Disposable Nitrile Gloves Q & A

Friday, April 15, 2011

Are disposable nitrile gloves environmentally friendly?
Disposable nitrile gloves are made of various compounds and chemicals, all which are not considered to be natural products. When nitrile gloves are thrown out into landfills, they do not decompose, and will remain intact. They gradually shred with exposure to the elements and sunlight, but they will not break down and disappear completely. When disposable nitrile gloves are incinerated, they produce harmless water and a small amount of carbon dioxide and other chemicals that are generally considered to be environmentally safe. For this reason, incineration of these products is considered the best option for final disposal.

How good are disposable nitrile gloves at providing barrier protection?

Barrier protection from punctures and tears is one of the best features of nitrile gloves. They are considered to be superior to even latex, which just a few years ago was the standard. Although they are slightly more expensive than latex, they are a good option for all medical applications. OSHA, or the Occupational Safety and Health Association, approves the use of nitrile gloves for use with several different types of chemicals, including cytotoxic drugs.

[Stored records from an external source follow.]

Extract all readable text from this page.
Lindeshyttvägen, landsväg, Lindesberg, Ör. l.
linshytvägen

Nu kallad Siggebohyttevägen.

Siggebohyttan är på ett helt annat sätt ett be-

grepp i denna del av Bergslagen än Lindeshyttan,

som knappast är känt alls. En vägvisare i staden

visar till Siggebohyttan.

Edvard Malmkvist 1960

Caution must always be used whenever working with any dangerous substances to limit the exposure of the glove to sharp objects that may cause punctures, even if the glove is very durable and puncture resistant.

Is there any chance of having a reaction to nitrile gloves?

Nitrile gloves do not contain any latex, and therefore are considered a good option for those with a latex reaction. However, as with literally any substance or material, there is always the chance that some individual may be highly sensitive to the chemicals used in the curing of nitrile. Sometimes, the symptoms are similar to a latex allergy including redness, rash, burning sensation on the skin, watery eyes, and swelling. People often mistake this to indicate that latex is present in the gloves, when in fact it is an allergy to the curing chemicals, usually carbamates or thiruams or occasionally even the dyes used in the glove. Discontinuing use typically resolves the symptoms. 

Nitrile allergies or reactions are relatively uncommon, other than a slight redness or itching where the gloves contact the skin. Be careful to avoid storing nitrile and latex gloves together if you are allergic to latex, as some of the latex protein may be contaminating the nitrile gloves, leading to allergic reactions.

Is it hard to find the rights size of disposable nitrile gloves?

Nitrile gloves are a tighter fit than latex or other types of gloves, since the nitrile has a higher level of elasticity. Many medical professionals choose a size larger than what they wear in latex gloves when selecting nitrile, but this is really a personal preference. For individuals with extremely large hands an extra large size may be required. Shopping around and trying different brands of disposable nitrile gloves may also be helpful if you find the current brand you are using too snug of a fit even at the largest size.